Oh, my. I feel so embarrassed.. I'll get right to it.

And when it comes to the root of $-12$ I forgot to do $\sqrt{-12} \Rightarrow i\sqrt{4}\sqrt{3} = 2i\sqrt{3}$

 

[SammyS]

Oh, my. I feel so embarrassed.. I'll get right to it.

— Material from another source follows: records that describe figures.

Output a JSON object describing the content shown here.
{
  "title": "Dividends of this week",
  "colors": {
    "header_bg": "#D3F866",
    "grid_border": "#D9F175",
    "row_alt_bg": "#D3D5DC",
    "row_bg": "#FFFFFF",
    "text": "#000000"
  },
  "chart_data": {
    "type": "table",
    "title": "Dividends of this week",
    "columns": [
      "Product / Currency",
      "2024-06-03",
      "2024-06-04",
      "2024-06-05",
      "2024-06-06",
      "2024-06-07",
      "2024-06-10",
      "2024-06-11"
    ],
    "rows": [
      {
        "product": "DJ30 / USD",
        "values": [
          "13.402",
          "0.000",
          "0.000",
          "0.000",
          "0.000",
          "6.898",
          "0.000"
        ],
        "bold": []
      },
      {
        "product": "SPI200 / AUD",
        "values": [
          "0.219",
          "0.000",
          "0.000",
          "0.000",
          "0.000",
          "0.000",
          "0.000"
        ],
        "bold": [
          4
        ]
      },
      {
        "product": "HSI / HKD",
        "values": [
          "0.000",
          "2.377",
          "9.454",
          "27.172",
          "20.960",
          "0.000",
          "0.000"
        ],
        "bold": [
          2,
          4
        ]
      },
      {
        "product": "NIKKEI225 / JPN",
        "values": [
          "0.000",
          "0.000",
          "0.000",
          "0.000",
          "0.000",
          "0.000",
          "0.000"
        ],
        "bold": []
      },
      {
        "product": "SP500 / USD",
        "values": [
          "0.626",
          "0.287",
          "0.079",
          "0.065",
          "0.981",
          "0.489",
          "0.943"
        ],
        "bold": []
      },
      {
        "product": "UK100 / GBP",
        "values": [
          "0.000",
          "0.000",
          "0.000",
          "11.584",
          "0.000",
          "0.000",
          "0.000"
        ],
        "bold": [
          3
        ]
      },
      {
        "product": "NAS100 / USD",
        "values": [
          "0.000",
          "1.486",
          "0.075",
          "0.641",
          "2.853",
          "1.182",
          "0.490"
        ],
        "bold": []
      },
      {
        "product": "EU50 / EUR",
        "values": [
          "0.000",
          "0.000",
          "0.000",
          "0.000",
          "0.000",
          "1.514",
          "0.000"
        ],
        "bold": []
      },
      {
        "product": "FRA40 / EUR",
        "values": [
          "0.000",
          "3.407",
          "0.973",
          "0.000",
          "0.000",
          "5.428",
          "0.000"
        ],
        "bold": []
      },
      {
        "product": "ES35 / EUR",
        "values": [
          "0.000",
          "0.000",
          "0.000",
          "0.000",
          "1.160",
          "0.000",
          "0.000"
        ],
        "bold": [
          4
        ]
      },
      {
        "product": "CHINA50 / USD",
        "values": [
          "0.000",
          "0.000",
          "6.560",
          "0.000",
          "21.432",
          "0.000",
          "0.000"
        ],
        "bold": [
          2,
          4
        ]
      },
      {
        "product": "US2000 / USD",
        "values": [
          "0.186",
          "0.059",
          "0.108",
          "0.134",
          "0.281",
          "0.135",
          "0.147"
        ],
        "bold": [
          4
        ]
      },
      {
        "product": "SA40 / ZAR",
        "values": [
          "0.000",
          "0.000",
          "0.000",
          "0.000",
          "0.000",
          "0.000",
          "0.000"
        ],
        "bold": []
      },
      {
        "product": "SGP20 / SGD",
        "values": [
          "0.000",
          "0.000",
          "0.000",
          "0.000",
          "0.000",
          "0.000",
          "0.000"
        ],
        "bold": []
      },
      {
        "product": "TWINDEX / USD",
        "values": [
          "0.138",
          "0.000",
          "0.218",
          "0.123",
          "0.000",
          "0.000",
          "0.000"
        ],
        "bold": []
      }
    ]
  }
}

And when it comes to the root of $-12$ I forgot to do $\sqrt{-12} \Rightarrow i\sqrt{4}\sqrt{3} = 2i\sqrt{3}$

Yup. Of course, once you correct the first error, you won't have a square root of $\ -12$ .

 

[lamefeed]

Consider it solved!

$$
\frac{z+(-z)+2}{2z-z^2}=1 \Rightarrow
\frac{2}{2z-z^2} \Rightarrow
2=2z-z^2 \Rightarrow
z^2-2z+2=0 \Rightarrow
\frac{2\pm\sqrt{2^2-4*1*2}}{2} \Rightarrow
\frac{2\pm\sqrt{-4}}{2} \Rightarrow
\frac{2\pm2i}{2} \Rightarrow \\
1 \pm i
$$

I got such a good feeling when I solved it. Feels weird, I'm 100% super excited! Thanks SammyS and fresh_42(reply in the old thread).

 

[nuuskur]

You can optimise
<br /> \frac{1}{z} + \frac{1}{2-z} = 1 \iff \frac{1}{z} = 1 + \frac{1}{z-2} \iff \frac{1}{z} = \frac{z-1}{z-2} \iff z^2 -2z +2 =0.<br />
and you get solutions $1\pm i$. If you have something of the form $\frac{a}{f(x)} + \frac{b}{g(x)} = c$, perhaps it's not such a hot idea to immediately mess with the common denominators and such.